When Chris looked out of his bedroom window the next morning, he could see his neighbours busily cleaning up the debris from last night’s storm. Fallen trees and branches were liberally strewn across driveways and along the road. Several fences lay in tatters and a newly constructed garden shed had lost its roof. His father was already up and inspecting the fallen tree with the neighbour. But the sky was a brilliant blue and the sun was out. All the fears of the previous night seemed to evaporate. Chris dressed quickly for school and ran downstairs, only to be informed by his mother that school had been cancelled for the rest of the week, due to severe storm damage.
“Yes!” He ran back upstairs and changed into an old tattered pair of jeans and a T-shirt, then ran down stairs and retrieved the key from under the couch. The glow was gone, but the red colour returned when he touched it. He had come to a decision. Somehow, everything was connected; the key, his dreams, and the creek under the old wooden bridge. Once and for all, he was going to solve this. Although he had spent many long hours clambering along the local creek beds, he had never walked up this particular one. He rang Susie and Joe and asked them to meet him down by the wooden bridge.
When he arrived, they were both waiting expectantly. He explained the events of the previous night, and the strange glow that had come from the key at the height of the storm. Susie and Joe took it in turns to hold it. As previously, the key changed to a different colour each time someone touched it.
“Maybe it responds to the heat from our hands,” Susie suggested.
She climbed down to the stream, which had swollen to a torrent, and being careful not to get too close to the muddy water, dipped in one end of the key. It remained bright yellow, despite the water being much colder than her hand.
“It’s still warm,” she announced.
“We’re all warm,” Joe said.
“No, that’s not what I meant. Whatever this thing is... it’s generating heat. It’s warmer than my hand, even the end I dipped in the water.”
Chris was only partly listening. He started heading downstream to where the valley narrowed between steep cliffs. Between these cliffs, the stream seemed to disappear. He shaded his eyes from the glare of the sun, but still couldn’t see anything beyond a certain point. It was as though he was looking through a heat haze.
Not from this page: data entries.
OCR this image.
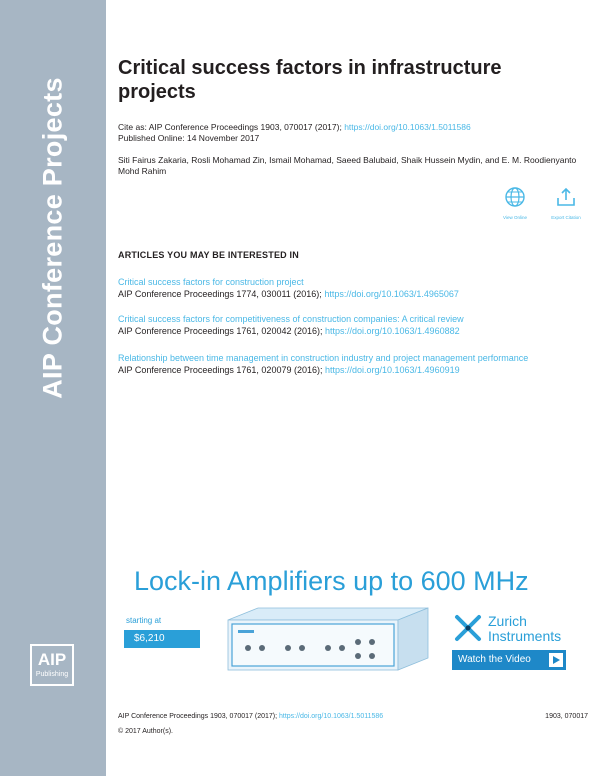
AIP Conference Projects
AIP
Publishing
Critical success factors in infrastructure projects
Cite as: AIP Conference Proceedings 1903, 070017 (2017); https://doi.org/10.1063/1.5011586
Published Online: 14 November 2017
Siti Fairus Zakaria, Rosli Mohamad Zin, Ismail Mohamad, Saeed Balubaid, Shaik Hussein Mydin, and E. M. Roodienyanto Mohd Rahim
View Online	Export Citation
ARTICLES YOU MAY BE INTERESTED IN
Critical success factors for construction project
AIP Conference Proceedings 1774, 030011 (2016); https://doi.org/10.1063/1.4965067
Critical success factors for competitiveness of construction companies: A critical review
AIP Conference Proceedings 1761, 020042 (2016); https://doi.org/10.1063/1.4960882
Relationship between time management in construction industry and project management performance
AIP Conference Proceedings 1761, 020079 (2016); https://doi.org/10.1063/1.4960919
Lock-in Amplifiers up to 600 MHz
starting at
$6,210
Zurich
Instruments
Watch the Video
AIP Conference Proceedings 1903, 070017 (2017); https://doi.org/10.1063/1.5011586	1903, 070017
© 2017 Author(s).
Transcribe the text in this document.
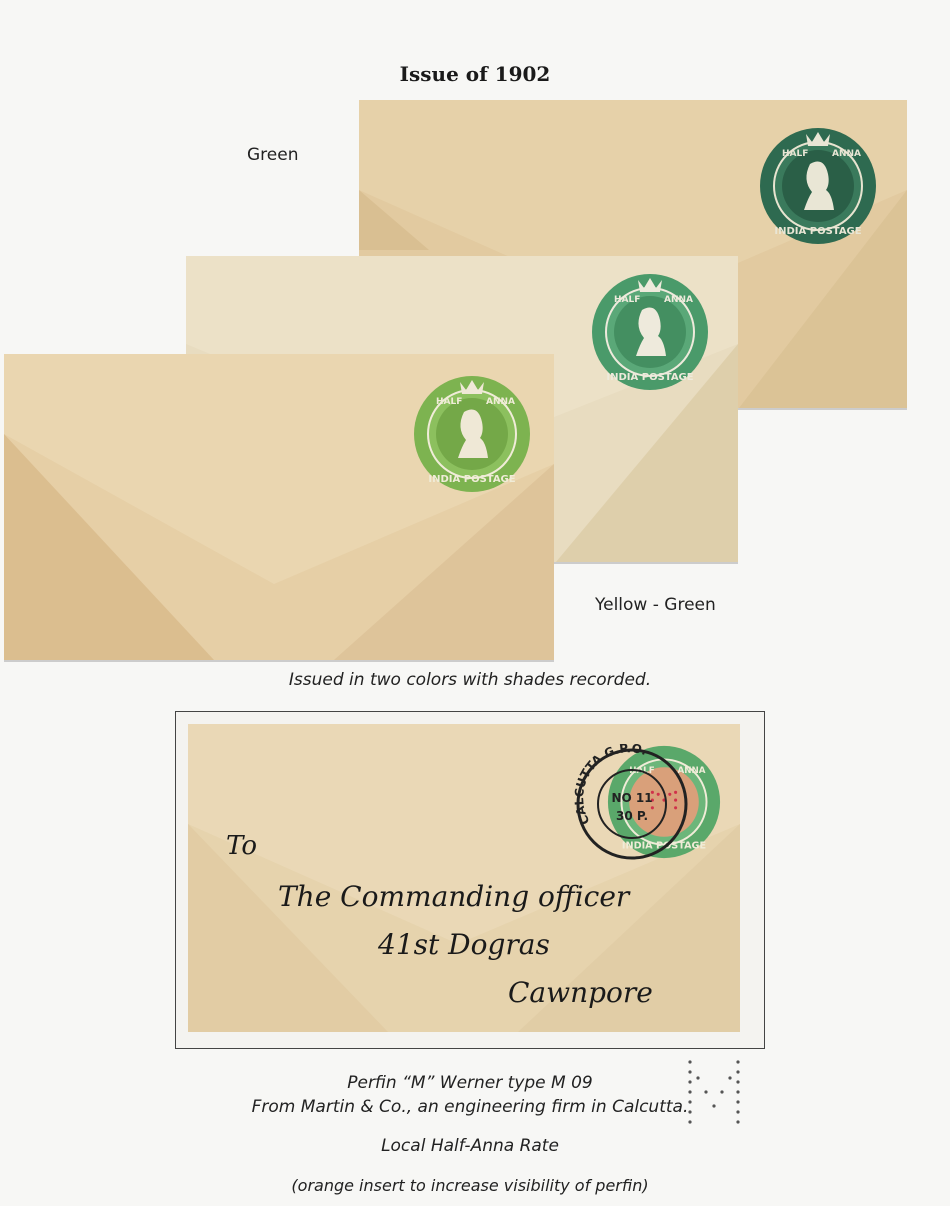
Issue of 1902
Green	HALF	ANNA
INDIA POSTAGE
HALF	ANNA
INDIA POSTAGE
HALF	ANNA
INDIA POSTAGE
Yellow - Green
Issued in two colors with shades recorded.
HALF	ANNA
INDIA POSTAGE
CALCUTTA G.P.O.
NO 11
30 P.
To
The Commanding officer
41st Dogras
Cawnpore
Perfin “M” Werner type M 09
From Martin & Co., an engineering firm in Calcutta.
Local Half-Anna Rate
(orange insert to increase visibility of perfin)
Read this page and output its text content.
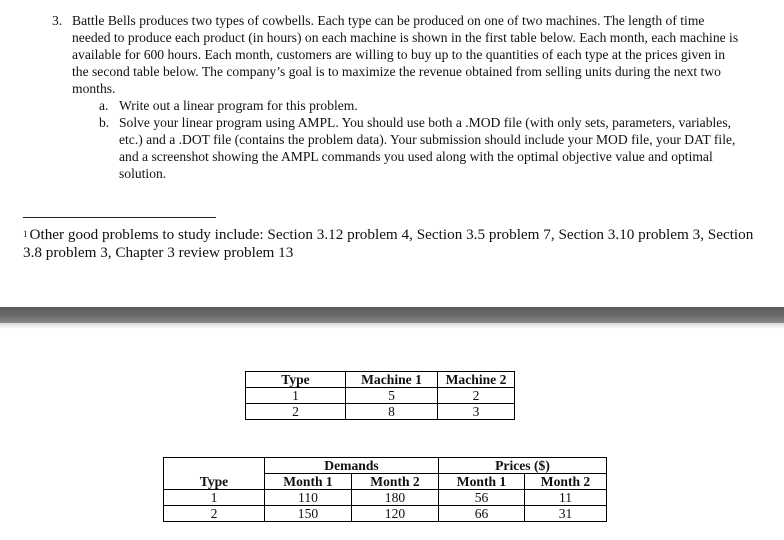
3. Battle Bells produces two types of cowbells. Each type can be produced on one of two machines. The length of time needed to produce each product (in hours) on each machine is shown in the first table below. Each month, each machine is available for 600 hours. Each month, customers are willing to buy up to the quantities of each type at the prices given in the second table below. The company’s goal is to maximize the revenue obtained from selling units during the next two months.
a. Write out a linear program for this problem.
b. Solve your linear program using AMPL. You should use both a .MOD file (with only sets, parameters, variables, etc.) and a .DOT file (contains the problem data). Your submission should include your MOD file, your DAT file, and a screenshot showing the AMPL commands you used along with the optimal objective value and optimal solution.
$^1$ Other good problems to study include: Section 3.12 problem 4, Section 3.5 problem 7, Section 3.10 problem 3, Section 3.8 problem 3, Chapter 3 review problem 13
Type	Machine 1	Machine 2
1	5	2
2	8	3
	Demands		Prices ($)	
Type	Month 1	Month 2	Month 1	Month 2
1	110	180	56	11
2	150	120	66	31
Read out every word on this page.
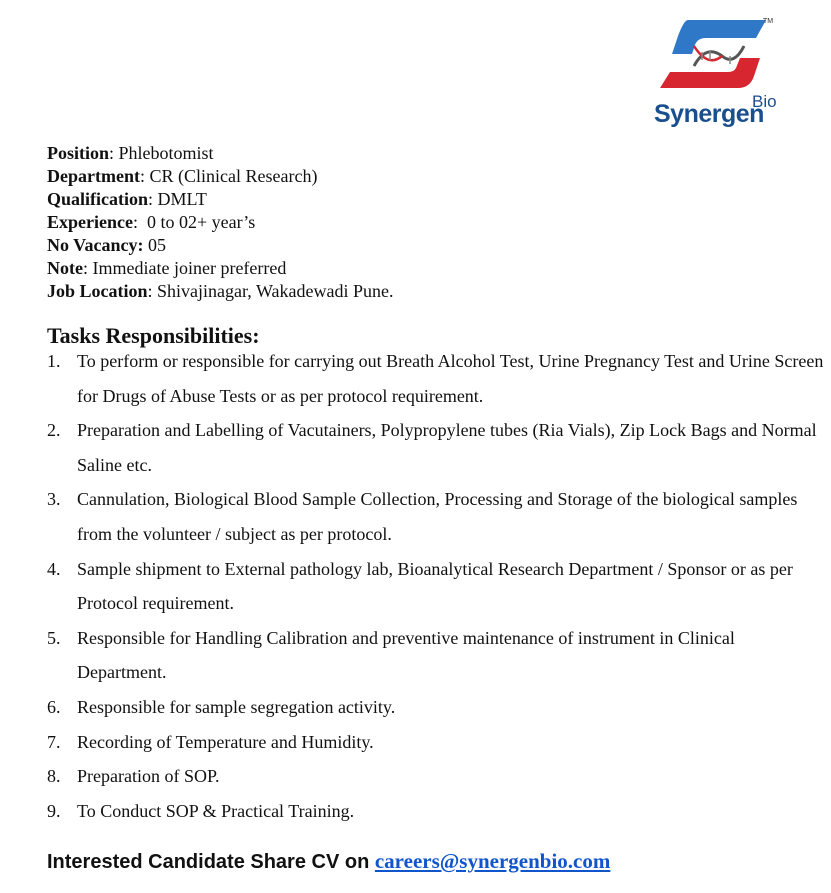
TM
Synergen
Bio
Position: Phlebotomist
Department: CR (Clinical Research)
Qualification: DMLT
Experience:  0 to 02+ year’s
No Vacancy: 05
Note: Immediate joiner preferred
Job Location: Shivajinagar, Wakadewadi Pune.
Tasks Responsibilities:
1. To perform or responsible for carrying out Breath Alcohol Test, Urine Pregnancy Test and Urine Screen for Drugs of Abuse Tests or as per protocol requirement.
2. Preparation and Labelling of Vacutainers, Polypropylene tubes (Ria Vials), Zip Lock Bags and Normal Saline etc.
3. Cannulation, Biological Blood Sample Collection, Processing and Storage of the biological samples from the volunteer / subject as per protocol.
4. Sample shipment to External pathology lab, Bioanalytical Research Department / Sponsor or as per Protocol requirement.
5. Responsible for Handling Calibration and preventive maintenance of instrument in Clinical Department.
6. Responsible for sample segregation activity.
7. Recording of Temperature and Humidity.
8. Preparation of SOP.
9. To Conduct SOP & Practical Training.
Interested Candidate Share CV on careers@synergenbio.com
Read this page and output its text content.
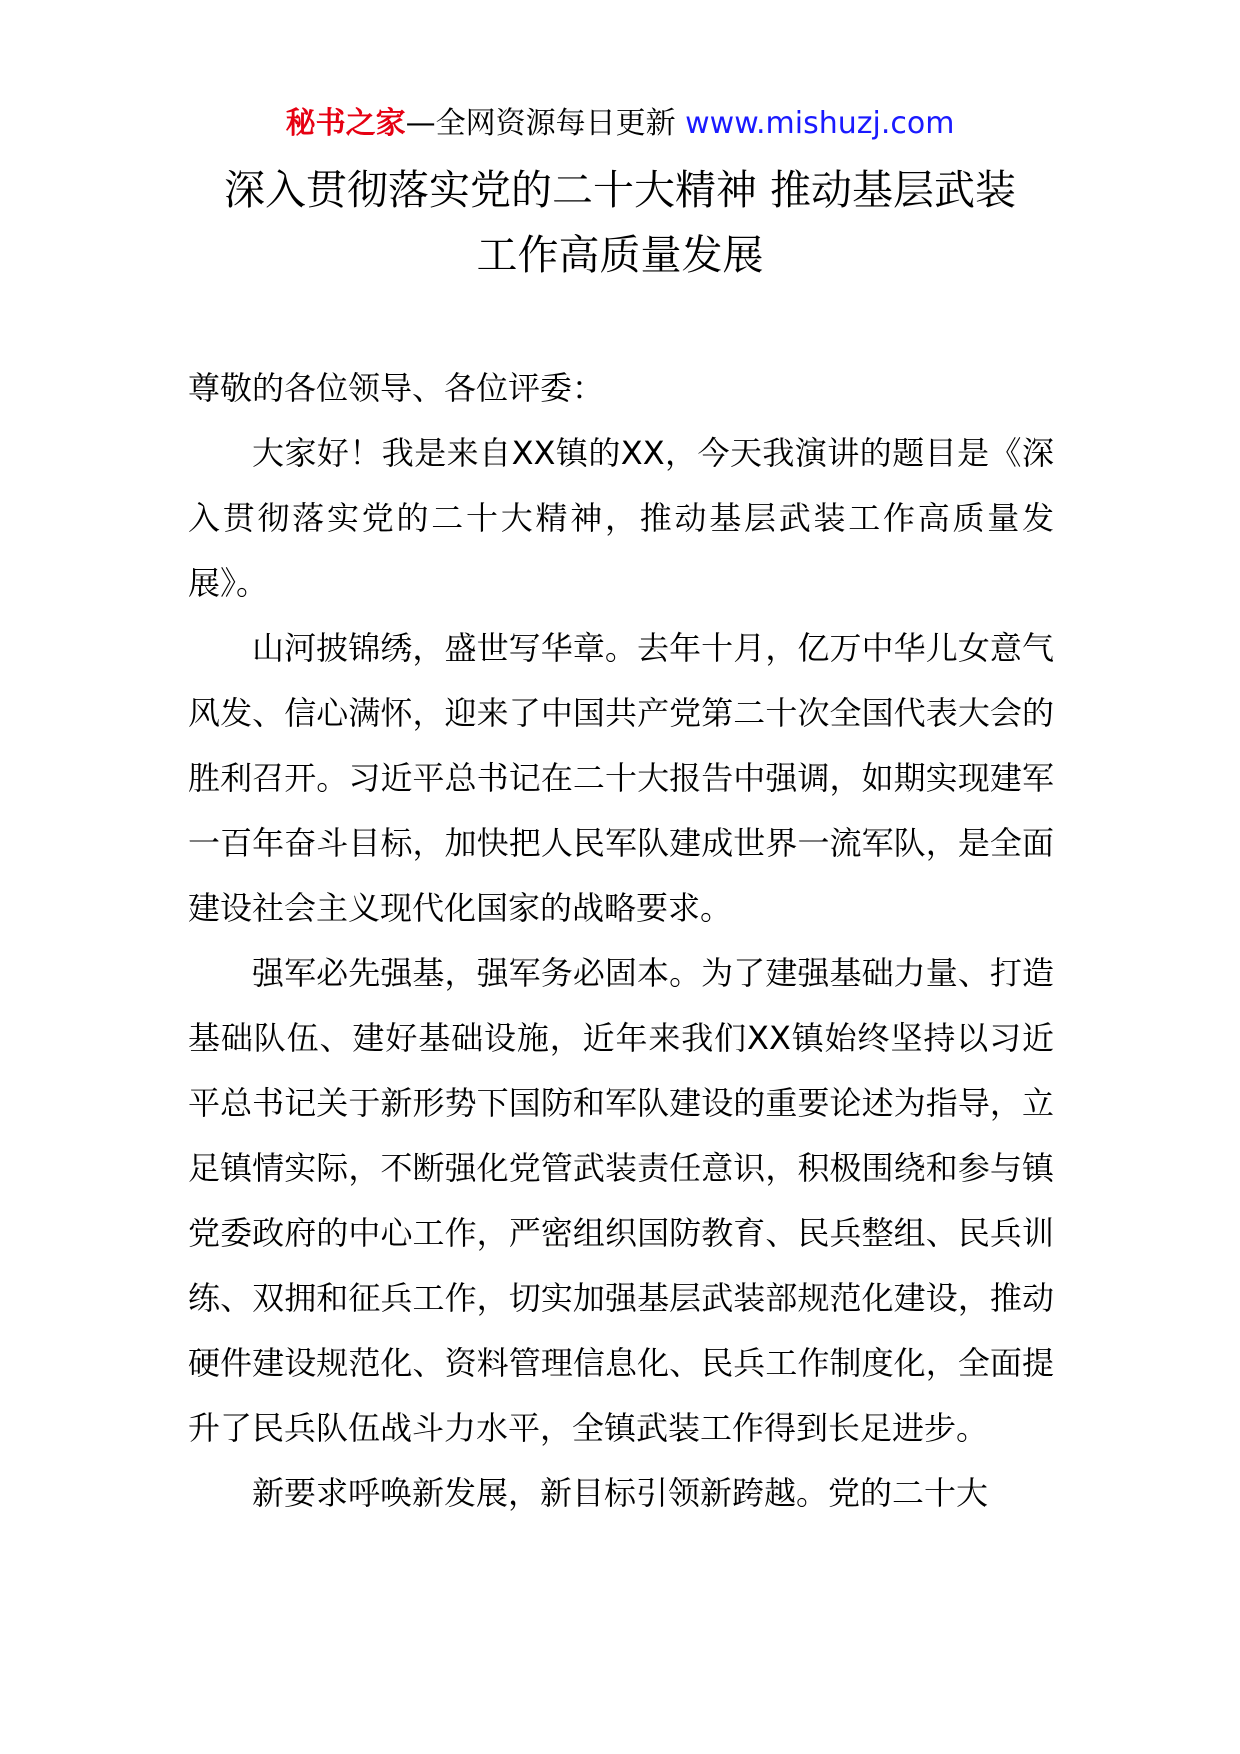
秘书之家—全网资源每日更新 www.mishuzj.com
深入贯彻落实党的二十大精神 推动基层武装
工作高质量发展

尊敬的各位领导、各位评委：

大家好！我是来自XX镇的XX，今天我演讲的题目是《深入贯彻落实党的二十大精神，推动基层武装工作高质量发展》。

山河披锦绣，盛世写华章。去年十月，亿万中华儿女意气风发、信心满怀，迎来了中国共产党第二十次全国代表大会的胜利召开。习近平总书记在二十大报告中强调，如期实现建军一百年奋斗目标，加快把人民军队建成世界一流军队，是全面建设社会主义现代化国家的战略要求。

强军必先强基，强军务必固本。为了建强基础力量、打造基础队伍、建好基础设施，近年来我们XX镇始终坚持以习近平总书记关于新形势下国防和军队建设的重要论述为指导，立足镇情实际，不断强化党管武装责任意识，积极围绕和参与镇党委政府的中心工作，严密组织国防教育、民兵整组、民兵训练、双拥和征兵工作，切实加强基层武装部规范化建设，推动硬件建设规范化、资料管理信息化、民兵工作制度化，全面提升了民兵队伍战斗力水平，全镇武装工作得到长足进步。

新要求呼唤新发展，新目标引领新跨越。党的二十大
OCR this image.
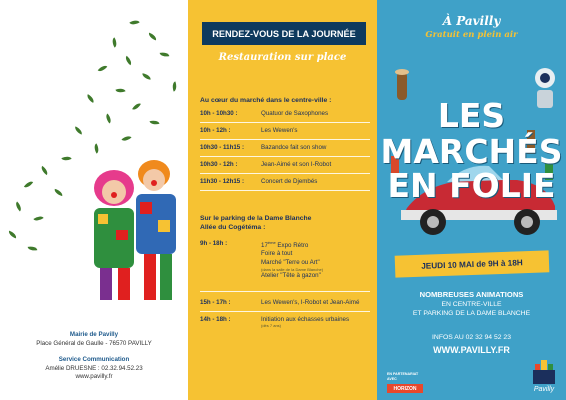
Mairie de Pavilly
Place Général de Gaulle - 76570 PAVILLY
Service Communication
Amélie DRUESNE : 02.32.94.52.23
www.pavilly.fr
RENDEZ-VOUS DE LA JOURNÉE
Restauration sur place
Au cœur du marché dans le centre-ville :
10h - 10h30 :	Quatuor de Saxophones
10h - 12h :	Les Wewen's
10h30 - 11h15 :	Bazandce fait son show
10h30 - 12h :	Jean-Aimé et son I-Robot
11h30 - 12h15 :	Concert de Djembés
Sur le parking de la Dame Blanche
Allée du Cogétéma :
9h - 18h :	17ème Expo Rétro
Foire à tout
Marché "Terre ou Art"
(dans la salle de la Dame Blanche)
Atelier "Tête à gazon"
15h - 17h :	Les Wewen's, I-Robot et Jean-Aimé
14h - 18h :	Initiation aux échasses urbaines
(dès 7 ans)
À Pavilly
Gratuit en plein air
LES
MARCHÉS
EN FOLIE
JEUDI 10 MAI de 9H à 18H
NOMBREUSES ANIMATIONS
EN CENTRE-VILLE
ET PARKING DE LA DAME BLANCHE
INFOS AU 02 32 94 52 23
WWW.PAVILLY.FR
EN PARTENARIAT
AVEC
HORIZON	Pavilly
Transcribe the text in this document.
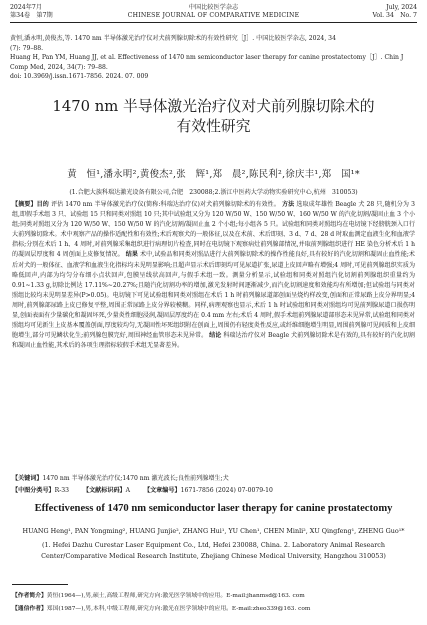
2024年7月	中国比较医学杂志	July, 2024
第34卷　第7期	CHINESE JOURNAL OF COMPARATIVE MEDICINE	Vol. 34　No. 7
黄恒,潘永明,黄俊杰,等. 1470 nm 半导体激光治疗仪对犬前列腺切除术的有效性研究［J］. 中国比较医学杂志, 2024, 34
(7): 79–88.
Huang H, Pan YM, Huang JJ, et al. Effectiveness of 1470 nm semiconductor laser therapy for canine prostatectomy［J］. Chin J
Comp Med, 2024, 34(7): 79–88.
doi: 10.3969/j.issn.1671-7856. 2024. 07. 009
1470 nm 半导体激光治疗仪对犬前列腺切除术的
有效性研究
黄　恒¹,潘永明²,黄俊杰²,张　辉¹,郑　晨²,陈民利²,徐庆丰¹,郑　国¹*
(1.合肥大族科瑞达激光设备有限公司,合肥　230088;2.浙江中医药大学动物实验研究中心,杭州　310053)

【摘要】目的 评估 1470 nm 半导体激光治疗仪(简称:科瑞达治疗仪)对犬前列腺切除术的有效性。 方法 选取成年雄性 Beagle 犬 28 只,随机分为 3 组,即假手术组 3 只、试验组 15 只和同类对照组 10 只;其中试验组又分为 120 W/50 W、150 W/50 W、160 W/50 W 的汽化切割/凝固止血 3 个小组;同类对照组又分为 120 W/50 W、150 W/50 W 的汽化切割/凝固止血 2 个小组;每小组各 5 只。试验组和同类对照组均在电切镜下经膀胱颈入口行大前列腺切除术。术中观察产品的操作适配性和有效性;术后观察犬的一般体征,以及在术前、术后即刻、3 d、7 d、28 d 时取血测定血液生化和血液学指标;分别在术后 1 h、4 周时,对前列腺采集组织进行病理切片检查,同时在电切镜下观察病灶前列腺部情况,并取前列腺组织进行 HE 染色分析术后 1 h 的凝固层厚度和 4 周创面上皮修复情况。 结果 术中,试验品和同类对照品进行大前列腺切除术的操作性能良好,具有较好的汽化切割和凝固止血性能;术后对犬的一般体征、血液学和血液生化指标均未见明显影响;且超声显示术后即刻均可见尿道扩张,尿道上皮回声略有增强;4 周时,可见前列腺组织实质为略低回声,内部为均匀分布细小点状回声,包膜呈线状高回声,与假手术组一致。测量分析显示,试验组和同类对照组汽化切割前列腺组织重量约为 0.91~1.33 g,切除比例达 17.11%~20.27%;且随汽化切割功率的增加,激光发射时间逐渐减少,而汽化切割速度和效能均有所增加;但试验组与同类对照组比较均未见明显差异(P>0.05)。电切镜下可见试验组和同类对照组在术后 1 h 时前列腺尿道部创面呈烧灼样改变,创面和正常尿路上皮分界明显;4 周时,前列腺部尿路上皮已修复平整,周围正常尿路上皮分界较模糊。同样,病理观察也显示,术后 1 h 时试验组和同类对照组均可见前列腺尿道口损伤明显,创面表面有少量碳化和凝固坏死,少量炎性细胞浸润,凝固层厚度约在 0.4 mm 左右;术后 4 周时,假手术组前列腺尿道部形态未见异常,试验组和同类对照组均可见新生上皮基本覆盖创面,厚度较均匀,无凝固性坏死组织附在创面上,周围仍有轻度炎性反应,或纤维细胞增生明显,周围前列腺可见间质和上皮细胞增生,部分可见鳞状化生;前列腺包膜完好,周围神经血管形态未见异常。 结论 科瑞达治疗仪对 Beagle 犬前列腺切除术是有效的,具有较好的汽化切割和凝固止血性能,其术后的各项生理指标较假手术组无显著差异。

【关键词】1470 nm 半导体激光治疗仪;1470 nm 激光波长;良性前列腺增生;犬
【中图分类号】R-33 【文献标识码】A 【文章编号】1671-7856 (2024) 07-0079-10
Effectiveness of 1470 nm semiconductor laser therapy for canine prostatectomy
HUANG Heng¹, PAN Yongming², HUANG Junjie², ZHANG Hui¹, YU Chen¹, CHEN Minli², XU Qingfeng¹, ZHENG Guo¹*
(1. Hefei Dazhu Curestar Laser Equipment Co., Ltd, Hefei 230088, China. 2. Laboratory Animal Research
Center/Comparative Medical Research Institute, Zhejiang Chinese Medical University, Hangzhou 310053)
【作者简介】黄恒(1964—),男,硕士,高级工程师,研究方向:激光医学领域中的应用。E-mail:jhanmsd@163. com
【通信作者】郑国(1987—),男,本科,中级工程师,研究方向:激光在医学领域中的应用。E-mail:zheo339@163. com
He hadn’t gone far when Susie caught up to him. “It’s getting warmer.”
“Uh…”
“The key...”
She pressed it into the palm of his hand. The heat was unmistakable. Chris turned back towards the stream. Now that they were closer to where the stream seemed to disappear, he could see a circular area that appeared blurred. They climbed over some boulders and arrived at the point where the stream narrowed. A little further on, everything, the rocks, the water and the bushes that hugged the banks of the stream,
all seemed to blur.
“Can anyone see where the stream leads?” Chris asked. He could tell from the frowns and squinting eyes that it wasn’t just his imagination. They finally stopped directly in front of some type of distortion. Ahead was a blurred area with the stream flowing through its centre.
“This is unreal,” Chris muttered under his breath.
“Awesome,” Joe agreed, drawing alongside him.
The distortion started spinning. The key flew out of Chris’s hand and vanished into the blur. Suddenly they found themselves struggling against a powerful wind that threatened to suck them into a growing vortex. Chris felt himself being dragged forward as the vortex spun faster and faster, increasing the strength of the wind. As the wind increased, the stream itself appeared to lift up and funnel into the centre of the vortex. Leaves, branches of trees and even small rocks flew past him. The force continued to build until Chris felt his feet sliding on the loose gravel of the creek bed. Susie flew past and vanished, followed closely by Joe. Finally, Chris was swept up and sucked headfirst through the vortex after his friends.